“Right-o,” said Dolly, cheerfully. “Or why not go together?”

“No, no,” said Steve, hastily. “I—she’ll be saying thank-you things, and that’s sort of embarrassing for both of us.”

“Oh, I see,” said Dolly. “Yes, I suppose that’s right. Beastly thing bein’ thanked. Glad it isn’t me, y’know, that has to have ’em.”

“P’raps you’ll get a share,” said Steve.

“G’ Lord—me—what for?” said Dolly, in a panic. Then he grinned sheepishly. “I see. You’re pullin’ my leg.”

“Well, you’ll get some thanks from me when I come back,” said Steve, “—or a broken head,” he added grimly.

Dolly looked at him in some doubt. “All right, old chap. But—er—I say, Steve—you think you’re all right—eh? Don’t mind me mentionin’ it, I hope, but—er—well, you’ve been tankin’ up all mornin’, y’ know. You’re all right, eh?”

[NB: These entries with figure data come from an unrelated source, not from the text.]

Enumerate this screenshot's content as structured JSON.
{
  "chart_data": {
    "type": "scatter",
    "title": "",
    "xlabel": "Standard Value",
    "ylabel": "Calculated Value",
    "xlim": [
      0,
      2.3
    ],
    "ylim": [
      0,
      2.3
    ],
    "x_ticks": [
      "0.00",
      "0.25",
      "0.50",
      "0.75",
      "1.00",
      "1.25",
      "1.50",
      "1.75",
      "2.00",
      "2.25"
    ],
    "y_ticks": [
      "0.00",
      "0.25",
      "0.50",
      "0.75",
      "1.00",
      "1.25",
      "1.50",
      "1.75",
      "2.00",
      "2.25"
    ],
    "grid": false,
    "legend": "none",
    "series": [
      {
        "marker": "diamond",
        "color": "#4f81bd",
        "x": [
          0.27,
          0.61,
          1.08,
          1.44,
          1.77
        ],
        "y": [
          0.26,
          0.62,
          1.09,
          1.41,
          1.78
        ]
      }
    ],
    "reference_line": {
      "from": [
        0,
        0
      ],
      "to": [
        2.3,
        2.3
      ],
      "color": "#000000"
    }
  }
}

Steve laughed at him. “I’m going out now to put my head in the trough and freshen up generally,” he said, “though I feel all right, and then I’ll let you see me stand on one leg and walk a chalk line, and give me tongue-twister sentences to say, or undergo any test of sobriety you like.”

“Oh, you look all right,” said Dolly, consolingly, “only I didn’t quite follow that broken-head remark.”

“You wouldn’t, and I wouldn’t expect you to,” said Steve, and went and washed and soused his head as he had said.